心についてのメモ書きーうつ等からぬけた人①

窮すれば通ず

悩んでいる人の状態や症状をあれこれ説明している本は多く、私もたいがいそんなことを書いている気がしてきました。

 

そこで、悩みを脱した人の状態について書いてみます。

その状態像もまた、今悩んでいる人の役に立つかもしれません。

但し、なるべく脱する過程や雰囲気を再現するつもりで書いてみます。

 

その前に、私は「寛解」というものが未だ理解できません。

原理的に精神状態が回復するのは、ある構造が他の構造に変化するからです。

裏を返せば、構造が他の構造に変わるのが未知で怖いからこそ、苦しみが生じています。

寛解は、構造が変わろうとする最重要のエネルギーをおしとどめて、あたりさわりなく元に戻すという意味のようですので、これは私の視野から外れています。

 

・窮すれば通ず

 

これは、カウンセリング自体とはあまり関係がありません。

理屈抜きの事実として起こることを書きます。

 

皆さんものすごく苦しい状態を経験するわけですが、「こうしたらいいよ」と言われて、「はい、わかりました、そうします」とあっさり変われる人は存在しません。

それくらい人間は頑固です。

 

今までの人生で学んだあらゆることを試しても全然駄目、もう進退極まったと「体で思い知る」ことが必要なこともあるのです。

そこで初めて今までのやり方に「絶望」し、その道にとどまるのを諦めて(その道についての絶望)、別の道に目が向き始めます。

 

人それぞれの「どん底」を経験すること自体、「症状の目的」だとさえ私は思ってしまいます。

周囲の目が気になり会社のトイレで昼飯を食べる日々、

ぼっーとしていて、駅の階段から転げ落ち骨折して入院し、無力感にまみれて大泣き、

休職した自分が恥ずかしく、焦って職場復帰したのに、すぐに休職となって、もう駄目だと呆然自失。

 

しかし、こういう状態の後にこそ、なんらかの手がかりを掴み、立ち直る方も多いのです。

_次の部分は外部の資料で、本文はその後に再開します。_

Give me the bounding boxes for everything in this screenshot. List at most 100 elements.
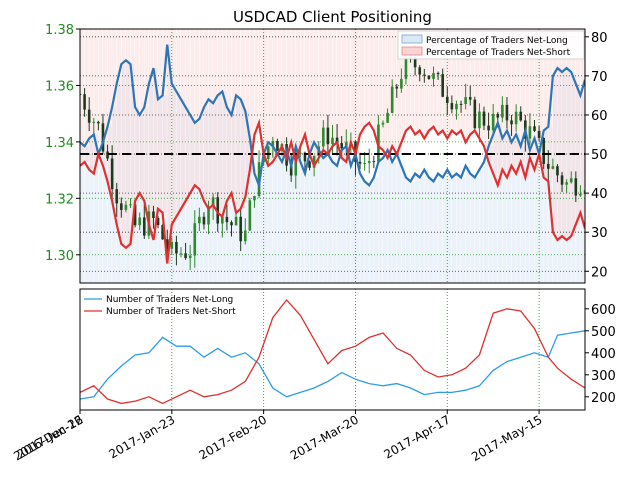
candle-body [276,141,279,151]
candle-body [400,78,403,89]
net-long-band [102,142,108,283]
candle-body [432,72,435,79]
net-long-band [350,165,356,283]
net-short-band [158,29,163,209]
net-short-band [327,29,333,155]
net-long-band [387,150,392,283]
net-long-band [203,107,209,283]
net-short-band [185,29,190,201]
candle-body [303,152,307,162]
left-tick-label: 1.36 [45,79,74,94]
net-short-band [442,29,447,131]
candle-body [390,86,394,113]
candle-body [478,111,481,129]
net-short-band [190,29,195,194]
net-short-band [575,29,581,225]
net-short-band [479,29,484,139]
candle-body [234,216,238,226]
candle-body [546,163,550,169]
net-long-band [112,107,117,283]
net-long-band [121,64,126,283]
net-long-band [355,154,360,283]
net-short-band [121,29,126,244]
top-plot-area [80,29,585,283]
candle-body [322,127,325,147]
candle-body [514,111,518,125]
net-short-band [451,29,457,131]
net-long-band [401,165,406,283]
net-long-band [277,154,282,283]
net-short-band [580,29,585,213]
net-long-band [497,122,502,283]
net-long-band [309,154,314,283]
bottom-right-tick-label: 400 [591,347,616,362]
candle-body [450,103,454,110]
net-short-band [562,29,567,237]
net-short-band [116,29,121,225]
candle-body [221,216,224,224]
chart-title: USDCAD Client Positioning [233,8,432,26]
net-short-band [511,29,516,166]
net-long-band [144,107,149,283]
candle-body [184,253,187,258]
net-short-band [557,29,562,241]
net-long-band [465,165,470,283]
net-long-band [332,161,337,283]
series-net-short-pct [80,118,585,264]
candle-body [326,127,330,145]
candle-body [455,103,458,110]
net-short-band [493,29,498,174]
net-long-band [98,154,103,283]
legend-swatch-net-short [401,46,423,56]
net-short-band [373,29,379,131]
net-long-band [415,173,420,283]
net-short-band [130,29,135,244]
legend-swatch-net-long [401,34,423,44]
net-long-band [341,150,346,283]
candle-body [537,130,541,138]
net-short-band [208,29,213,209]
net-long-band [534,138,539,283]
net-long-band [282,161,287,283]
net-short-band [259,29,264,123]
candle-body [152,211,155,219]
net-short-band [484,29,489,147]
top-panel-frame [79,28,586,284]
net-long-band [272,146,278,283]
candle-body [579,193,582,196]
legend-label-net-short-count: Number of Traders Net-Short [106,307,236,317]
net-short-band [102,29,108,166]
net-long-band [364,181,369,283]
net-long-band [479,169,484,283]
net-long-band [562,71,567,283]
net-long-band [392,161,397,283]
candle-body [519,111,523,121]
net-short-band [383,29,388,151]
net-long-band [217,95,222,283]
net-short-band [268,29,273,166]
candle-body [216,197,220,224]
left-tick-label: 1.32 [45,192,74,207]
net-short-band [433,29,438,127]
net-short-band [309,29,314,155]
net-long-band [557,68,562,283]
net-short-band [323,29,328,151]
legend-label-net-long: Percentage of Traders Net-Long [426,36,568,46]
candle-body [198,216,201,224]
net-long-band [249,138,255,283]
net-short-band [341,29,346,158]
net-long-band [167,44,172,283]
candle-body [230,222,233,226]
candle-body [289,165,293,176]
net-long-band [461,177,466,283]
net-long-band [314,142,319,283]
candle-body [358,161,362,164]
candle-body [441,74,444,97]
candle-body [510,120,513,125]
net-short-band [332,29,337,147]
net-short-band [539,29,544,155]
net-short-band [470,29,475,135]
net-long-band [369,185,374,283]
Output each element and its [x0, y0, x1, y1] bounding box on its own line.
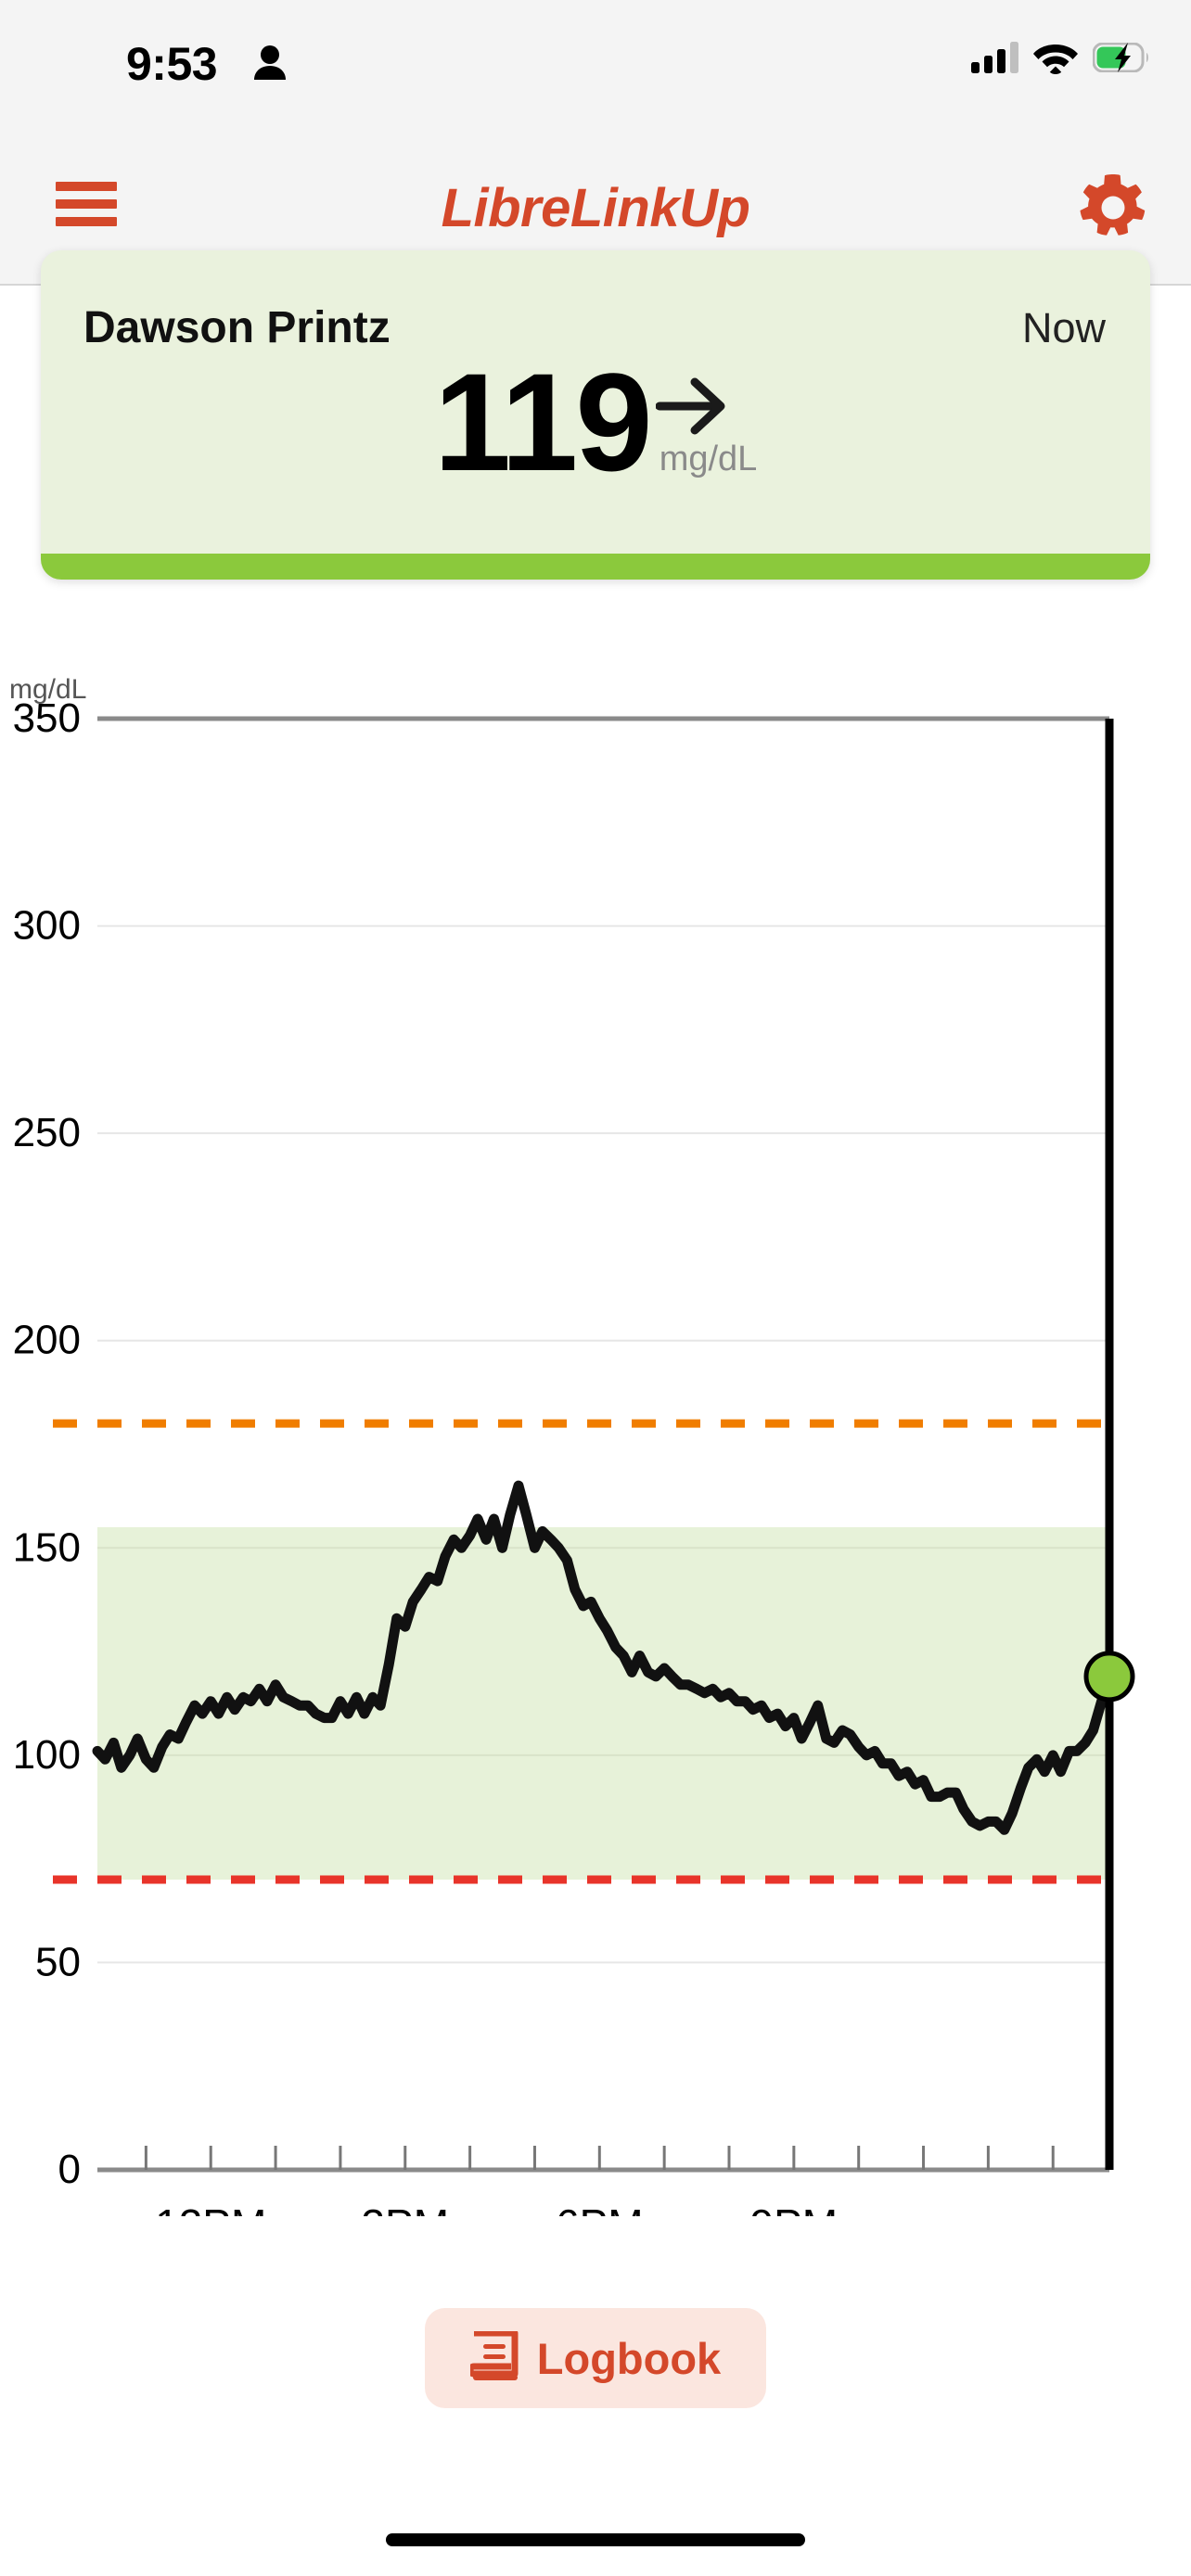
app-title: LibreLinkUp	[441, 178, 750, 238]
card-status-bar	[41, 554, 1150, 580]
patient-name: Dawson Printz	[83, 303, 391, 352]
person-icon	[254, 45, 286, 80]
y-axis-unit-label: mg/dL	[9, 674, 86, 705]
home-indicator	[386, 2533, 805, 2546]
y-axis-tick-label: 50	[35, 1939, 81, 1984]
glucose-value: 119	[433, 344, 653, 500]
gear-icon[interactable]	[1080, 174, 1146, 241]
y-axis-tick-label: 150	[13, 1524, 81, 1570]
glucose-chart[interactable]: mg/dL 0 50 100 150 200 250 300 350 12PM 3PM 6PM 9PM	[0, 640, 1191, 2216]
status-bar-time: 9:53	[126, 38, 218, 90]
logbook-label: Logbook	[536, 2333, 722, 2383]
glucose-line	[92, 1480, 1115, 1835]
y-axis-tick-label: 100	[13, 1732, 81, 1778]
y-axis-tick-label: 0	[58, 2147, 81, 2192]
hamburger-menu-icon[interactable]	[56, 182, 117, 226]
status-bar: 9:53	[0, 0, 1191, 119]
glucose-reading-card[interactable]: Dawson Printz Now 119 mg/dL	[41, 250, 1150, 580]
x-axis-tick-label: 6PM	[556, 2200, 644, 2216]
cellular-signal-icon	[971, 42, 1018, 73]
y-axis-tick-label: 300	[13, 903, 81, 949]
y-axis-tick-label: 250	[13, 1110, 81, 1155]
x-axis-tick-label: 12PM	[155, 2200, 266, 2216]
current-reading-dot[interactable]	[1083, 1651, 1135, 1702]
trend-and-unit: mg/dL	[655, 376, 758, 479]
x-axis-tick-label: 9PM	[750, 2200, 839, 2216]
wifi-icon	[1033, 45, 1078, 74]
logbook-button[interactable]: Logbook	[425, 2308, 766, 2408]
y-axis-tick-label: 200	[13, 1318, 81, 1363]
glucose-reading-row: 119 mg/dL	[41, 352, 1150, 499]
status-bar-indicators	[971, 41, 1150, 74]
glucose-unit: mg/dL	[659, 440, 758, 478]
book-icon	[469, 2331, 519, 2380]
x-axis-tick-label: 3PM	[361, 2200, 449, 2216]
arrow-right-icon	[655, 377, 725, 435]
y-axis-tick-label: 350	[13, 695, 81, 741]
reading-timestamp: Now	[1021, 304, 1106, 351]
battery-charging-icon	[1093, 43, 1148, 72]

「あの苦しい日々があったからこそ、否が応でも他のことに目を向けざるを得なかった」という思いがあるようです。

 

「窮すれば則ち変じ、変すれば則ち通ず」というのは、このことを言っています。

私なりに意訳すれば、

アタマが窮して万策尽きれば、ココロが全面に出てきて、別の道を探すようにアタマに命令する、そうすると自ずと道が開けてくる、

ということになります。

 

99パーセント窮しているのに、1パーセントでも今までの生き方に未練があれば、変することはできません。

そして、それを捨て去ることができるのは、カウンセリング等のきっかけがあるにせよないにせよ、結局は本人の意図せざる心身の働きによるものなのです。

 

こういう言い方があるくらいです。

「馬を水辺に連れてくることは出来るが、水を飲ませることはできない。」

 

仮に捨て去る決意が既に出来ている方がカウンセリングに来られるなら、回復はかなり早いものになるでしょう。

そのような方は、接していてもすぐ分かります。

心身から滲み出る正のエネルギーの量自体が多く、なにより迫力があります。

なんとしても、どうしても、どうにかして、現状から抜け出さねば、という必死さが伝わってきます。

 

また、本人は気付いていませんが、なりふり構わなくなることで、今までは抑圧していたであろうその人本来のパーソナリティを隠すことなく醸し出しているので(つまりこのことが「窮すれば・・・」の「変じ」のことを指していると思われますが)、カウンセリングが「効きやすい」状態になっているのです。

 

本当に窮していない人がカウンセリングに来られた場合、定石としては関係を保ちつつ、窮し切るのを待つことです。

自ら変わる、変わりたいという意欲こそが、人間存在の根本のエネルギーだからです。